“Careful, Jerry; he may be playing ’possum with us!” warned Bluff, who had been fed of late on so many remarkable stories concerning a moose’s tenacity in holding on to life that he was ready to believe almost anything of this king of the Big Woods.
“Aw, he’s as dead as a doornail!” Jerry told him; and in proof of his assertion he strode up to the bulky carcass to push it with the toe of his shoe.
There was no movement, and after that no one could believe that an atom of life remained in the body of the bull moose.
“Shake on that, Jerry,” said Bluff, as they stood over the body of their victim; “I want to congratulate you on the nervy way you did your part. Both bullets found their mark, you can see.
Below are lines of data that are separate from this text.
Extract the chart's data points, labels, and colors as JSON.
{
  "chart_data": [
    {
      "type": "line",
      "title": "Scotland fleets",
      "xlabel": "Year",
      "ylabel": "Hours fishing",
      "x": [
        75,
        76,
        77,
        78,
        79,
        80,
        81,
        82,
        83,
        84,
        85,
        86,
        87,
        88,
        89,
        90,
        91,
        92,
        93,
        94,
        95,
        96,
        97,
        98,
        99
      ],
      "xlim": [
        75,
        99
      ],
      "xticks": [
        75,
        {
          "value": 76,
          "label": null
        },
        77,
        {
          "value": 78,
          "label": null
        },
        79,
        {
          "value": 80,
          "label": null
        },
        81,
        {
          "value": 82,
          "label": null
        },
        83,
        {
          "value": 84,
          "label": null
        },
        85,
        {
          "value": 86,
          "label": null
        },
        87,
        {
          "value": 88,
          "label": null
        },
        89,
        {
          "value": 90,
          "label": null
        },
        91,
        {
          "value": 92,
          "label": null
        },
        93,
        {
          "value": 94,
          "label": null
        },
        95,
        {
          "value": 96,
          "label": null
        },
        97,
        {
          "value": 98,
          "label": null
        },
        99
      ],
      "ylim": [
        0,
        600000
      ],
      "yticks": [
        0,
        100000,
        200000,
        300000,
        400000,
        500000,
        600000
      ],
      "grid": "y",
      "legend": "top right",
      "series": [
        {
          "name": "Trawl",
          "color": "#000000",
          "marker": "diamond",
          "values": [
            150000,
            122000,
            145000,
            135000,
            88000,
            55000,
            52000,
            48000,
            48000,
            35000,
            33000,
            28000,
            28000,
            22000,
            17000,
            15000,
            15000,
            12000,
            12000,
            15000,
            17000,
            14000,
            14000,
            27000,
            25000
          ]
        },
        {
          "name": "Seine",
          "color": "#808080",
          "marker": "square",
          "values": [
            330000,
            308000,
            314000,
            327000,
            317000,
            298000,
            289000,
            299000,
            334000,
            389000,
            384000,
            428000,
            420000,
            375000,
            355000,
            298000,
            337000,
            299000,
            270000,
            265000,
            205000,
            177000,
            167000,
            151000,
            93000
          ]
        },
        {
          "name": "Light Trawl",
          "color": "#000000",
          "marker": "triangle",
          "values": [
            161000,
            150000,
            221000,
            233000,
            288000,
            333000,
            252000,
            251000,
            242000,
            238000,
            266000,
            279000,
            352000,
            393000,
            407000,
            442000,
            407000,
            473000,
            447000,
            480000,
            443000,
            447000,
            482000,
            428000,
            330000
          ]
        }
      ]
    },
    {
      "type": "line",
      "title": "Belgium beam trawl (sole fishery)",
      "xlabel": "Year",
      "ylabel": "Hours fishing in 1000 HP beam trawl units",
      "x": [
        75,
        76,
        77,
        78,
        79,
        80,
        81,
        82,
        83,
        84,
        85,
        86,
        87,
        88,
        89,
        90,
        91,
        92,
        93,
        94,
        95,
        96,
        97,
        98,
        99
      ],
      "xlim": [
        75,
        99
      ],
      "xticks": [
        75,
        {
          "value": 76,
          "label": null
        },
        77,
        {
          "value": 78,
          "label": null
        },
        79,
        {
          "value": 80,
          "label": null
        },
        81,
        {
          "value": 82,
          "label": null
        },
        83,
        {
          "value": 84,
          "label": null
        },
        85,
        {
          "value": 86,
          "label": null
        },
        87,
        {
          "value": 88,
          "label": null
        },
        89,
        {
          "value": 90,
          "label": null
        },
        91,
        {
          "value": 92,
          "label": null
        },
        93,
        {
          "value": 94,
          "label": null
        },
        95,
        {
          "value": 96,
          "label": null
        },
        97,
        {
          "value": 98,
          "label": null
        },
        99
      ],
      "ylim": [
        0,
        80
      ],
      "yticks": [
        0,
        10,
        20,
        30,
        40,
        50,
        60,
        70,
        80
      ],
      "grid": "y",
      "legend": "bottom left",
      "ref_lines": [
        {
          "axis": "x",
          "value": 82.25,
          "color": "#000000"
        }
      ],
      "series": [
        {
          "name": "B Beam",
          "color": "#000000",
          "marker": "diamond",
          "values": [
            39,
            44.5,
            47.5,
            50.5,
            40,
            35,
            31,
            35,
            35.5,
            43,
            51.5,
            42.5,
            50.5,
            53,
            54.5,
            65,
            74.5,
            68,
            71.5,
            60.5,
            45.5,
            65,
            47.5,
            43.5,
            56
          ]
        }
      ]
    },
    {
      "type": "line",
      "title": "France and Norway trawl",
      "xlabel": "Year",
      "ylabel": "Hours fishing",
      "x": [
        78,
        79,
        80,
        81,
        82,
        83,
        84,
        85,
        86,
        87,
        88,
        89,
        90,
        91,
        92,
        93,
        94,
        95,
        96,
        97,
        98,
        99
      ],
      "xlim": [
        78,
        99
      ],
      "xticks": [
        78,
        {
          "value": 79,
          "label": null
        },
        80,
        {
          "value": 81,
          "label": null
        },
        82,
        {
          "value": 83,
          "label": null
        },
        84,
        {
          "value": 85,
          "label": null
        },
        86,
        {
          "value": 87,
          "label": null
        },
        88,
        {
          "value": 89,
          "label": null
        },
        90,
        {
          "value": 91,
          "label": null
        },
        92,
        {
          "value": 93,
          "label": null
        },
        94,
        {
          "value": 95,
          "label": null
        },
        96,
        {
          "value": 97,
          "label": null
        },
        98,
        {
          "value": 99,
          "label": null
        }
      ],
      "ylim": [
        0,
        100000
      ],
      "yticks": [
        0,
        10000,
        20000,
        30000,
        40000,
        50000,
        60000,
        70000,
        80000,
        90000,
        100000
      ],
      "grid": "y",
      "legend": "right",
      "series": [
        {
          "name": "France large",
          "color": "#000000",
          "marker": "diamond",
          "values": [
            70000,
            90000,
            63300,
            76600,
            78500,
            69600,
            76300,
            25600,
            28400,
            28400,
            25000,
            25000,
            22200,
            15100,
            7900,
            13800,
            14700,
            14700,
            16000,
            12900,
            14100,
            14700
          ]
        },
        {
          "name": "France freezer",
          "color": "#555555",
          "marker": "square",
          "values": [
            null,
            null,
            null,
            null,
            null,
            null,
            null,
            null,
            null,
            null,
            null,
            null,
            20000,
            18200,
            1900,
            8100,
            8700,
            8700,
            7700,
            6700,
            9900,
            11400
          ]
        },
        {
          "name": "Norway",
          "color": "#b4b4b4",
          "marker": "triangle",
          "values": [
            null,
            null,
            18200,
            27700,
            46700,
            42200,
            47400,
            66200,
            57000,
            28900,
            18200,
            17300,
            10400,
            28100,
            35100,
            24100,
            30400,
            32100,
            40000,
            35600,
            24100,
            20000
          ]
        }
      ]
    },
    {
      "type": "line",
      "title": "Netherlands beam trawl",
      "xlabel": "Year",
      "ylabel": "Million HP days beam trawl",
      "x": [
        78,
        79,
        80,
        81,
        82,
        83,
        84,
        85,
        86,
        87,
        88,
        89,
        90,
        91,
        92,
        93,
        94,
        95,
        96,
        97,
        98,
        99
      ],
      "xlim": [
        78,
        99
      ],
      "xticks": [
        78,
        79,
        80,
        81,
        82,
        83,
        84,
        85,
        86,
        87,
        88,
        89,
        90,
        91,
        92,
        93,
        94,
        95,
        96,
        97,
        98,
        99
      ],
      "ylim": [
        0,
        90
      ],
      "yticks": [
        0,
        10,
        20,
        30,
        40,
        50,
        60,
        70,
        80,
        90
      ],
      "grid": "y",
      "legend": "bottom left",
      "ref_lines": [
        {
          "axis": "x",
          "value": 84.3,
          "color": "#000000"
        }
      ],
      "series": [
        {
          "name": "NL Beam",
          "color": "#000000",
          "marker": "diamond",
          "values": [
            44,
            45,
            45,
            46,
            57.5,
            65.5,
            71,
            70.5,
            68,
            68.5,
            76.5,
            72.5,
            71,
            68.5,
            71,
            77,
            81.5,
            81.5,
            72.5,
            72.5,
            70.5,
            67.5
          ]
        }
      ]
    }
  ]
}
I reckon either one would have wound him up; so it’s a fair divide.”
“Yes,” the other ventured, “either one of us can say we killed him. Isn’t he a monster, though! Look at the horns, Bluff; would you ever dream a moose could grow such busters in a single season?”
“I hope they haven’t been injured by the fall,” remarked Bluff, bending down the better to examine the dead animal’s head adornments.
The horns of a full-grown moose differ radically from the antlers of a buck deer, being thick and massive rather than delicate and pronged. The cow moose does not sport any adornments on her head, and looks very much like a mule. But there is no species of deer in the American forests that can come anywhere near the moose in size and power, the elk possibly approaching closer than any other animal.
Neither of the boys gave the slightest heed to the fact that it was commencing to snow again and for about the sixth time since they started out.
“This is what they always say is the proudest moment in our lives, Bluff!” Jerry was remarking, seemingly content to stand there leaning on his gun and staring down at the biggest wild animal either of them had ever taken a hand in bringing down, if the grizzly bear, of which they were recently talking, might be excepted.
“I wish Will and his camera were here to get a picture of our first moose, the biggest one that will be brought down in the whole State of Maine this season, like as not.” And Bluff looked sad to think they might not have something to show as evidence when they wanted to back up the story they would tell about their moose hunt.